Grats to the winners and nominees


----------



## mr. green (Nov 3, 2012)

Congratulations to the winners and nominees. All outstanding work.


----------



## PorkChopSling (Jan 17, 2013)

Congratulations to the winners!!


----------



## AmmoMike (Dec 31, 2013)

Well done to all !


----------



## Btoon84 (Nov 22, 2011)

Congrats gentlemen!!! Well done


----------



## NightKnight (Dec 16, 2009)

Congrats to the winner!


----------



## rockslinger (Nov 16, 2010)

Nice going fellas!!


----------



## leon13 (Oct 4, 2012)

congrats to the winner and the others i liked them al and it was a hard decision for me

but its every month a hard question there are so many unbelievable outputs every month

i get amassed every time again thanks for that

over and out

cheers


----------



## Sharker (Sep 15, 2013)

Holy... :bowdown:


----------



## Mr.Teh (Feb 28, 2012)

Congratulation to the winners, totally awesome slingshots :headbang:


----------



## BlackBob (Mar 8, 2013)

Congratulations everyone that participated and in particular the winners and runners up.
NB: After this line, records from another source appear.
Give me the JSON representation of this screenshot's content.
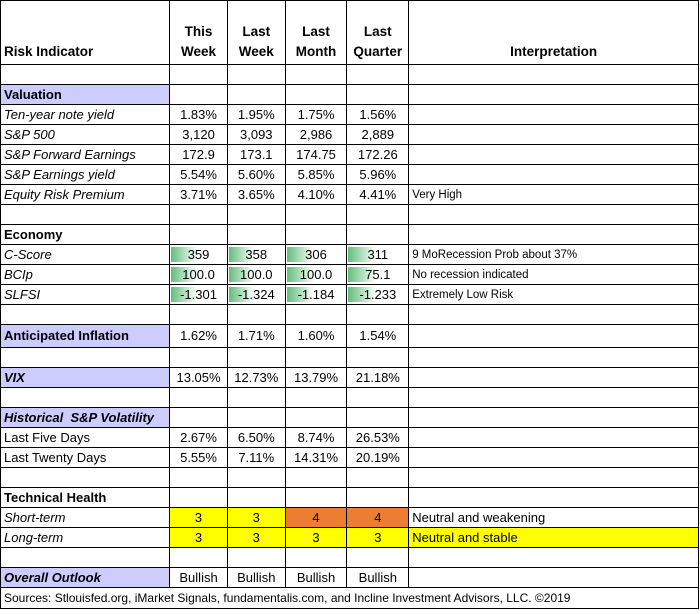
{
  "headers": {
    "indicator": "Risk Indicator",
    "c1a": "This",
    "c1b": "Week",
    "c2a": "Last",
    "c2b": "Week",
    "c3a": "Last",
    "c3b": "Month",
    "c4a": "Last",
    "c4b": "Quarter",
    "interpretation": "Interpretation"
  },
  "valuation": {
    "title": "Valuation",
    "rows": [
      {
        "label": "Ten-year note yield",
        "v": [
          "1.83%",
          "1.95%",
          "1.75%",
          "1.56%"
        ],
        "note": ""
      },
      {
        "label": "S&P 500",
        "v": [
          "3,120",
          "3,093",
          "2,986",
          "2,889"
        ],
        "note": ""
      },
      {
        "label": "S&P Forward Earnings",
        "v": [
          "172.9",
          "173.1",
          "174.75",
          "172.26"
        ],
        "note": ""
      },
      {
        "label": "S&P Earnings yield",
        "v": [
          "5.54%",
          "5.60%",
          "5.85%",
          "5.96%"
        ],
        "note": ""
      },
      {
        "label": "Equity Risk Premium",
        "v": [
          "3.71%",
          "3.65%",
          "4.10%",
          "4.41%"
        ],
        "note": "Very High"
      }
    ]
  },
  "economy": {
    "title": "Economy",
    "rows": [
      {
        "label": "C-Score",
        "v": [
          "359",
          "358",
          "306",
          "311"
        ],
        "note": "9 MoRecession Prob about 37%"
      },
      {
        "label": "BCIp",
        "v": [
          "100.0",
          "100.0",
          "100.0",
          "75.1"
        ],
        "note": "No recession indicated"
      },
      {
        "label": "SLFSI",
        "v": [
          "-1.301",
          "-1.324",
          "-1.184",
          "-1.233"
        ],
        "note": "Extremely Low Risk"
      }
    ]
  },
  "inflation": {
    "label": "Anticipated Inflation",
    "v": [
      "1.62%",
      "1.71%",
      "1.60%",
      "1.54%"
    ]
  },
  "vix": {
    "label": "VIX",
    "v": [
      "13.05%",
      "12.73%",
      "13.79%",
      "21.18%"
    ]
  },
  "volatility": {
    "title": "Historical  S&P Volatility",
    "rows": [
      {
        "label": "Last Five Days",
        "v": [
          "2.67%",
          "6.50%",
          "8.74%",
          "26.53%"
        ]
      },
      {
        "label": "Last Twenty Days",
        "v": [
          "5.55%",
          "7.11%",
          "14.31%",
          "20.19%"
        ]
      }
    ]
  },
  "technical": {
    "title": "Technical Health",
    "rows": [
      {
        "label": "Short-term",
        "v": [
          "3",
          "3",
          "4",
          "4"
        ],
        "note": "Neutral and weakening"
      },
      {
        "label": "Long-term",
        "v": [
          "3",
          "3",
          "3",
          "3"
        ],
        "note": "Neutral and stable"
      }
    ]
  },
  "outlook": {
    "label": "Overall Outlook",
    "v": [
      "Bullish",
      "Bullish",
      "Bullish",
      "Bullish"
    ]
  },
  "footer": "Sources: Stlouisfed.org,  iMarket Signals, fundamentalis.com, and Incline Investment Advisors, LLC. ©2019",
  "colors": {
    "section_bg": "#ccccff",
    "yellow": "#ffff00",
    "orange": "#ed7d31",
    "bar_green": "#63be7b"
  }
}
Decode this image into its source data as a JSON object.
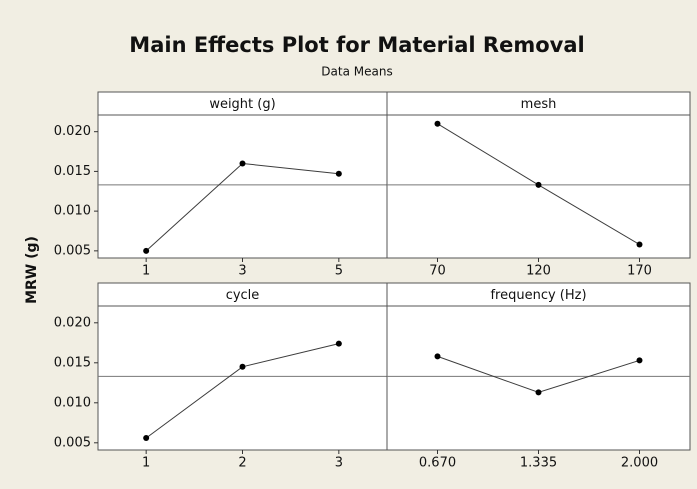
{
  "chart_data": {
    "type": "line",
    "title": "Main Effects Plot for Material Removal",
    "subtitle": "Data Means",
    "y_label": "MRW (g)",
    "ylim": [
      0.0041,
      0.0221
    ],
    "yticks": [
      {
        "value": 0.005,
        "label": "0.005"
      },
      {
        "value": 0.01,
        "label": "0.010"
      },
      {
        "value": 0.015,
        "label": "0.015"
      },
      {
        "value": 0.02,
        "label": "0.020"
      }
    ],
    "mean": 0.0133,
    "color": "#3c3c3c",
    "panels": [
      {
        "title": "weight (g)",
        "categories": [
          "1",
          "3",
          "5"
        ],
        "values": [
          0.005,
          0.016,
          0.0147
        ]
      },
      {
        "title": "mesh",
        "categories": [
          "70",
          "120",
          "170"
        ],
        "values": [
          0.021,
          0.0133,
          0.0058
        ]
      },
      {
        "title": "cycle",
        "categories": [
          "1",
          "2",
          "3"
        ],
        "values": [
          0.0056,
          0.0145,
          0.0174
        ]
      },
      {
        "title": "frequency (Hz)",
        "categories": [
          "0.670",
          "1.335",
          "2.000"
        ],
        "values": [
          0.0158,
          0.0113,
          0.0153
        ]
      }
    ]
  }
}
Awesome work.


----------



## LBH2 (Jul 20, 2013)

Kudos to all winners and nominees&#8230;&#8230;LBH2


----------



## AnTrAxX (Jul 18, 2012)

wow Guys...i did ot expect that...i have very little time lately and i just saw something happened to my number of Batches so i came here for a look.

I never expected a Plywood one to score something. Feeling a little bit emberassed next to all those wonderful nominees. I hope you are not mad at me.

Thank you so much for all of you who voted for me and making beeing part of this great community a bigger pleasure every day.

Thank you once again and congratulations to all the other Nominations and Bill and Randys amazing Slings!


----------